On top of high costs, payers must also navigate challenges related to guideline recommendations, Dr Rogers said.

“Sometimes, even if confirmatory trials have not shown clinical benefit, even sometimes despite the withdrawal of approval, clinical guidelines continue to highly endorse these therapies,” Dr Rogers said, citing a retrospective, observational study published in BMJ in 2021.

“That has important implications. We use guidelines for policy development; in some cases, they could be used for Medicare reimbursement,” she said.

Proposals for Reform

Dr Fish and Dr Rogers reviewed some proposed reforms intended to improve the pathway but noted each reform comes with pros and cons.   

Suggestions include strengthening the selection of surrogate endpoints, which could improve certainty about efficacy and safety but may require prespecified thresholds for change that are too high, Dr Rogers said.

Label alerts and enhanced patient materials can foster transparency and discussion about uncertainty of the evidence, but it is unknown whether patients may find this information helpful or change their expectations and approach to treatment.

To speed up approval conversion and bolster accountability, some stakeholders have suggested more frequent updates, real-world evidence requirements, and other solutions for improving post-approval studies.

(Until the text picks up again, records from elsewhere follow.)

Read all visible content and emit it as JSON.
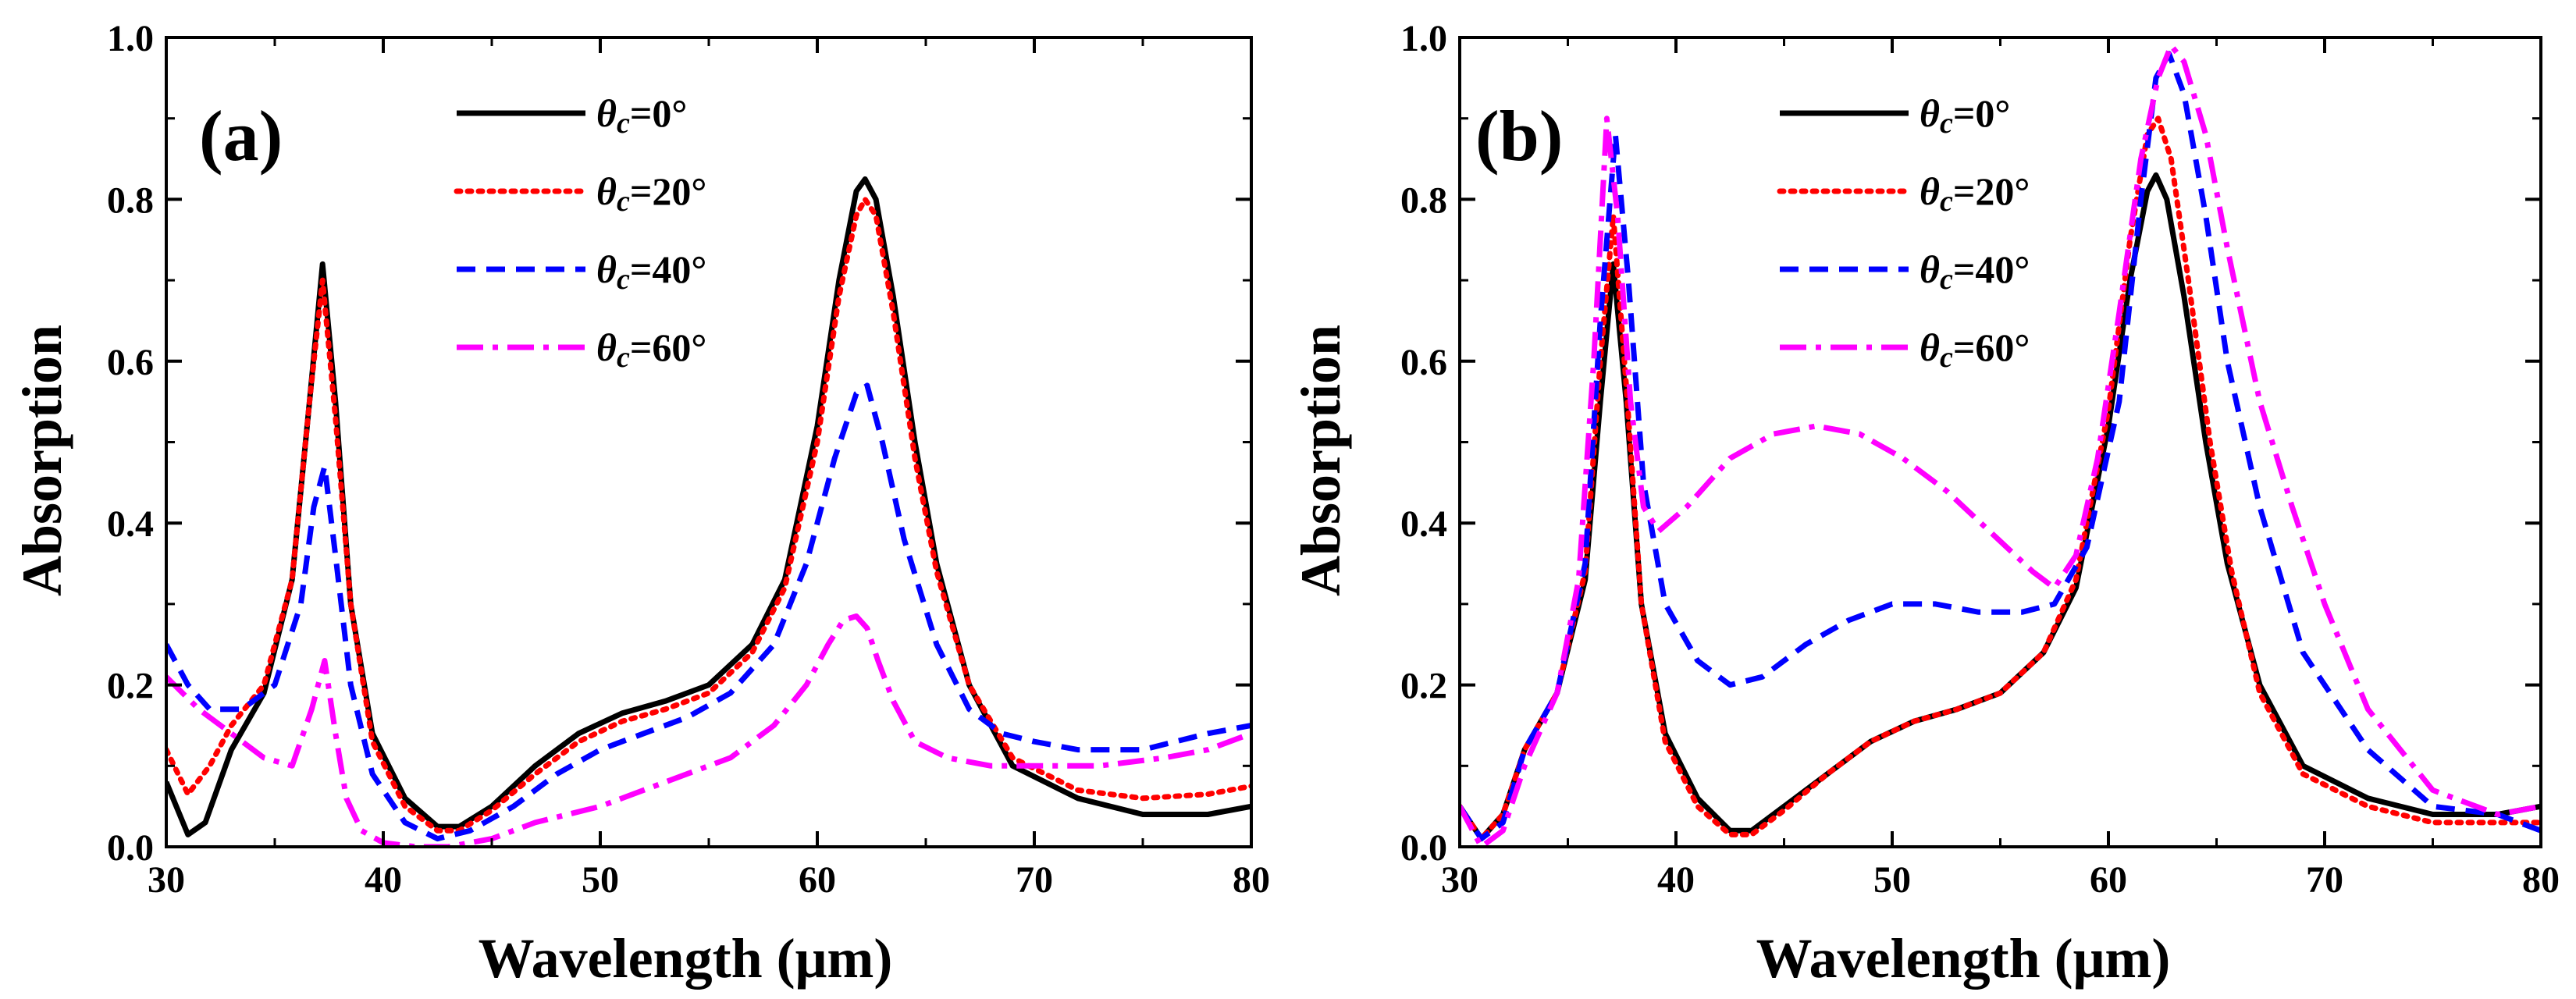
{
  "chart_data": [
    {
      "type": "line",
      "panel_label": "(a)",
      "xlabel": "Wavelength (μm)",
      "ylabel": "Absorption",
      "xlim": [
        30,
        80
      ],
      "ylim": [
        0,
        1.0
      ],
      "xticks": [
        30,
        40,
        50,
        60,
        70,
        80
      ],
      "xtick_labels": [
        "30",
        "40",
        "50",
        "60",
        "70",
        "80"
      ],
      "yticks": [
        0,
        0.2,
        0.4,
        0.6,
        0.8,
        1.0
      ],
      "ytick_labels": [
        "0.0",
        "0.2",
        "0.4",
        "0.6",
        "0.8",
        "1.0"
      ],
      "legend_position": "upper-left",
      "series": [
        {
          "name": "θc=0°",
          "sym": "θ",
          "sub": "c",
          "value_text": "=0°",
          "color": "#000000",
          "dash": "solid",
          "x": [
            30,
            31,
            31.8,
            33,
            34.5,
            35.8,
            36.6,
            37.2,
            37.8,
            38.5,
            39.5,
            41,
            42.5,
            43.5,
            45,
            47,
            49,
            51,
            53,
            55,
            57,
            58.5,
            60,
            61,
            61.8,
            62.2,
            62.7,
            63.5,
            64.5,
            65.5,
            67,
            69,
            72,
            75,
            78,
            80
          ],
          "y": [
            0.08,
            0.015,
            0.03,
            0.12,
            0.19,
            0.33,
            0.55,
            0.72,
            0.55,
            0.3,
            0.14,
            0.06,
            0.025,
            0.025,
            0.05,
            0.1,
            0.14,
            0.165,
            0.18,
            0.2,
            0.25,
            0.33,
            0.52,
            0.7,
            0.81,
            0.825,
            0.8,
            0.68,
            0.5,
            0.35,
            0.2,
            0.1,
            0.06,
            0.04,
            0.04,
            0.05
          ]
        },
        {
          "name": "θc=20°",
          "sym": "θ",
          "sub": "c",
          "value_text": "=20°",
          "color": "#ff0000",
          "dash": "dotted",
          "x": [
            30,
            31,
            32,
            33,
            34.5,
            35.8,
            36.6,
            37.2,
            37.8,
            38.5,
            39.5,
            41,
            42.5,
            43.5,
            45,
            47,
            49,
            51,
            53,
            55,
            57,
            58.5,
            60,
            61,
            61.8,
            62.2,
            62.7,
            63.5,
            64.5,
            65.5,
            67,
            69,
            72,
            75,
            78,
            80
          ],
          "y": [
            0.12,
            0.065,
            0.1,
            0.15,
            0.2,
            0.33,
            0.55,
            0.7,
            0.53,
            0.3,
            0.13,
            0.05,
            0.02,
            0.02,
            0.045,
            0.09,
            0.13,
            0.155,
            0.17,
            0.19,
            0.24,
            0.32,
            0.5,
            0.68,
            0.78,
            0.8,
            0.78,
            0.66,
            0.48,
            0.34,
            0.2,
            0.11,
            0.07,
            0.06,
            0.065,
            0.075
          ]
        },
        {
          "name": "θc=40°",
          "sym": "θ",
          "sub": "c",
          "value_text": "=40°",
          "color": "#0000ff",
          "dash": "dashed",
          "x": [
            30,
            31,
            32,
            33.5,
            35,
            36.2,
            36.8,
            37.3,
            37.8,
            38.5,
            39.5,
            41,
            42.5,
            44,
            46,
            48,
            50,
            52,
            54,
            56,
            58,
            59.5,
            60.8,
            61.8,
            62.3,
            63,
            64,
            65.5,
            67,
            68.5,
            70,
            72,
            75,
            78,
            80
          ],
          "y": [
            0.25,
            0.2,
            0.17,
            0.17,
            0.2,
            0.3,
            0.42,
            0.47,
            0.36,
            0.2,
            0.09,
            0.03,
            0.01,
            0.02,
            0.05,
            0.09,
            0.12,
            0.14,
            0.16,
            0.19,
            0.25,
            0.35,
            0.48,
            0.56,
            0.57,
            0.5,
            0.38,
            0.25,
            0.17,
            0.14,
            0.13,
            0.12,
            0.12,
            0.14,
            0.15
          ]
        },
        {
          "name": "θc=60°",
          "sym": "θ",
          "sub": "c",
          "value_text": "=60°",
          "color": "#ff00ff",
          "dash": "dashdot",
          "x": [
            30,
            31.5,
            33,
            34.5,
            35.8,
            36.7,
            37.3,
            37.8,
            38.3,
            39,
            40,
            41.5,
            43,
            45,
            47,
            50,
            53,
            56,
            58,
            59.5,
            60.5,
            61.2,
            61.8,
            62.3,
            62.8,
            63.5,
            64.5,
            66,
            68,
            70,
            73,
            76,
            78,
            80
          ],
          "y": [
            0.21,
            0.17,
            0.14,
            0.11,
            0.1,
            0.17,
            0.23,
            0.14,
            0.06,
            0.02,
            0.005,
            0.0,
            0.0,
            0.01,
            0.03,
            0.05,
            0.08,
            0.11,
            0.15,
            0.2,
            0.25,
            0.28,
            0.285,
            0.27,
            0.23,
            0.18,
            0.13,
            0.11,
            0.1,
            0.1,
            0.1,
            0.11,
            0.12,
            0.14
          ]
        }
      ]
    },
    {
      "type": "line",
      "panel_label": "(b)",
      "xlabel": "Wavelength (μm)",
      "ylabel": "Absorption",
      "xlim": [
        30,
        80
      ],
      "ylim": [
        0,
        1.0
      ],
      "xticks": [
        30,
        40,
        50,
        60,
        70,
        80
      ],
      "xtick_labels": [
        "30",
        "40",
        "50",
        "60",
        "70",
        "80"
      ],
      "yticks": [
        0,
        0.2,
        0.4,
        0.6,
        0.8,
        1.0
      ],
      "ytick_labels": [
        "0.0",
        "0.2",
        "0.4",
        "0.6",
        "0.8",
        "1.0"
      ],
      "legend_position": "upper-center",
      "series": [
        {
          "name": "θc=0°",
          "sym": "θ",
          "sub": "c",
          "value_text": "=0°",
          "color": "#000000",
          "dash": "solid",
          "x": [
            30,
            31,
            32,
            33,
            34.5,
            35.8,
            36.5,
            37.1,
            37.7,
            38.4,
            39.5,
            41,
            42.5,
            43.5,
            45,
            47,
            49,
            51,
            53,
            55,
            57,
            58.5,
            60,
            61,
            61.8,
            62.2,
            62.7,
            63.5,
            64.5,
            65.5,
            67,
            69,
            72,
            75,
            78,
            80
          ],
          "y": [
            0.05,
            0.01,
            0.04,
            0.12,
            0.19,
            0.33,
            0.55,
            0.72,
            0.55,
            0.3,
            0.14,
            0.06,
            0.02,
            0.02,
            0.05,
            0.09,
            0.13,
            0.155,
            0.17,
            0.19,
            0.24,
            0.32,
            0.52,
            0.7,
            0.81,
            0.83,
            0.8,
            0.68,
            0.5,
            0.35,
            0.2,
            0.1,
            0.06,
            0.04,
            0.04,
            0.05
          ]
        },
        {
          "name": "θc=20°",
          "sym": "θ",
          "sub": "c",
          "value_text": "=20°",
          "color": "#ff0000",
          "dash": "dotted",
          "x": [
            30,
            31,
            32,
            33,
            34.5,
            35.8,
            36.5,
            37.1,
            37.7,
            38.4,
            39.5,
            41,
            42.5,
            43.5,
            45,
            47,
            49,
            51,
            53,
            55,
            57,
            58.5,
            60,
            61,
            61.8,
            62.3,
            62.9,
            63.7,
            64.7,
            65.7,
            67,
            69,
            72,
            75,
            78,
            80
          ],
          "y": [
            0.05,
            0.01,
            0.04,
            0.12,
            0.19,
            0.34,
            0.6,
            0.78,
            0.57,
            0.3,
            0.13,
            0.05,
            0.015,
            0.015,
            0.045,
            0.09,
            0.13,
            0.155,
            0.17,
            0.19,
            0.24,
            0.33,
            0.54,
            0.75,
            0.88,
            0.9,
            0.85,
            0.7,
            0.5,
            0.34,
            0.19,
            0.09,
            0.05,
            0.03,
            0.03,
            0.03
          ]
        },
        {
          "name": "θc=40°",
          "sym": "θ",
          "sub": "c",
          "value_text": "=40°",
          "color": "#0000ff",
          "dash": "dashed",
          "x": [
            30,
            31,
            32,
            33,
            34.5,
            35.8,
            36.5,
            37.2,
            37.8,
            38.5,
            39.5,
            41,
            42.5,
            44,
            46,
            48,
            50,
            52,
            54,
            56,
            57.5,
            59,
            60.5,
            61.5,
            62.2,
            62.8,
            63.5,
            64.5,
            65.5,
            67,
            69,
            72,
            75,
            78,
            80
          ],
          "y": [
            0.05,
            0.01,
            0.03,
            0.12,
            0.19,
            0.35,
            0.65,
            0.88,
            0.7,
            0.45,
            0.3,
            0.23,
            0.2,
            0.21,
            0.25,
            0.28,
            0.3,
            0.3,
            0.29,
            0.29,
            0.3,
            0.37,
            0.55,
            0.8,
            0.95,
            0.98,
            0.93,
            0.78,
            0.6,
            0.42,
            0.24,
            0.12,
            0.05,
            0.04,
            0.02
          ]
        },
        {
          "name": "θc=60°",
          "sym": "θ",
          "sub": "c",
          "value_text": "=60°",
          "color": "#ff00ff",
          "dash": "dashdot",
          "x": [
            30,
            31,
            32,
            33,
            34.5,
            35.5,
            36.2,
            36.8,
            37.3,
            37.9,
            38.5,
            39.2,
            40.5,
            42.5,
            44.5,
            46.5,
            48.5,
            50.5,
            52.5,
            54.5,
            56.5,
            57.5,
            58.5,
            59.5,
            60.5,
            61.5,
            62.3,
            62.9,
            63.5,
            64.5,
            65.5,
            67,
            68.5,
            70,
            72,
            75,
            78,
            80
          ],
          "y": [
            0.05,
            0.0,
            0.02,
            0.1,
            0.19,
            0.33,
            0.6,
            0.9,
            0.78,
            0.55,
            0.42,
            0.39,
            0.42,
            0.48,
            0.51,
            0.52,
            0.51,
            0.48,
            0.44,
            0.39,
            0.34,
            0.32,
            0.36,
            0.48,
            0.66,
            0.85,
            0.95,
            0.99,
            0.97,
            0.88,
            0.74,
            0.55,
            0.42,
            0.3,
            0.17,
            0.07,
            0.04,
            0.05
          ]
        }
      ]
    }
  ]
}
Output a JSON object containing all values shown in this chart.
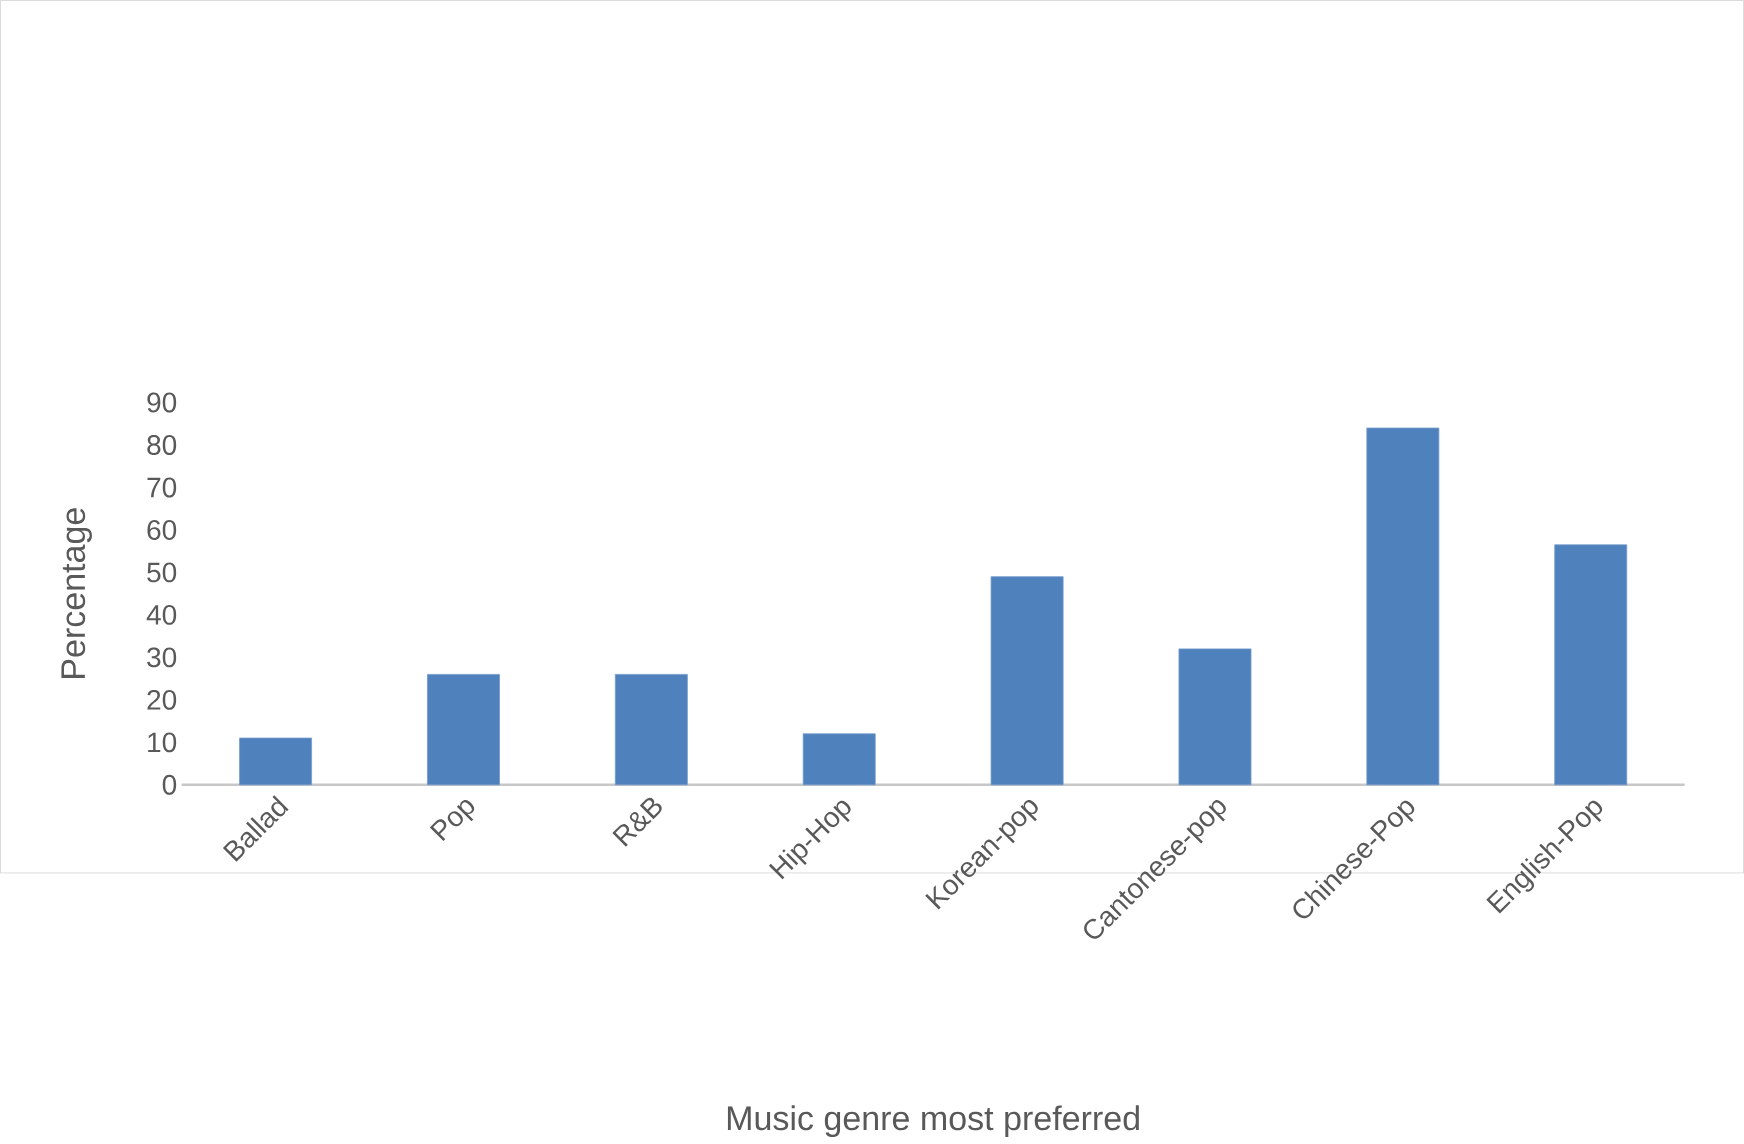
{
  "chart_data": {
    "type": "bar",
    "xlabel": "Music genre most preferred",
    "ylabel": "Percentage",
    "categories": [
      "Ballad",
      "Pop",
      "R&B",
      "Hip-Hop",
      "Korean-pop",
      "Cantonese-pop",
      "Chinese-Pop",
      "English-Pop"
    ],
    "values": [
      11,
      26,
      26,
      12,
      49,
      32,
      84,
      56.5
    ],
    "color": "#4f81bd",
    "ylim": [
      0,
      90
    ],
    "yticks": [
      0,
      10,
      20,
      30,
      40,
      50,
      60,
      70,
      80,
      90
    ]
  }
}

“[Current] House of Representative and Senate bills both address this expedited withdrawal issue, and one of the bills actually goes on to say, could we have an automatic withdrawal of the application if the manufacturer doesn’t meet the timeline for the confirmatory study?” Dr Rogers said. “But there are always going to be issues with studies, so would that require extensions to the study timelines?”

Patient recruitment can be difficult for confirmatory studies since they are conducted with drugs that are already approved, and these proposals also would require more staffing and resources from the FDA, Dr Rogers said.

Additionally, stakeholders have proposed reimbursement reforms such as increasing federal rebate levels, discounting drugs for Medicare, and limiting pricing until full approval. Some have suggested using outcomes-based contracts to pay for the drugs, but Dr Rogers said this may complicate the drug development process.

“There could be less incentives for manufacturers to use the accelerated approval pathway, particularly for companies that may only have one or two products for rare diseases on the market. Furthermore, could this have a negative impact on drug innovation altogether? With outcomes-based contracts, there are complexities and an unclear impact,” Dr Rogers said.

Some states hope to exclude Medicaid coverage of low-value drugs, such as Massachusetts, which in 2017 requested the Centers for Medicare & Medicaid Services (CMS) waive the obligation of dispensing accelerated approval medications. However, CMS did not grant the waiver. 

Stricter utilization management in the oncology and rare disease spaces may limit costs, Dr Fish said, but it remains unclear what solutions will work best.  

“None of these are the magic bullet. These are relatively simple fixes, but some of these might require big changes to the pathway altogether,” Dr Rogers said.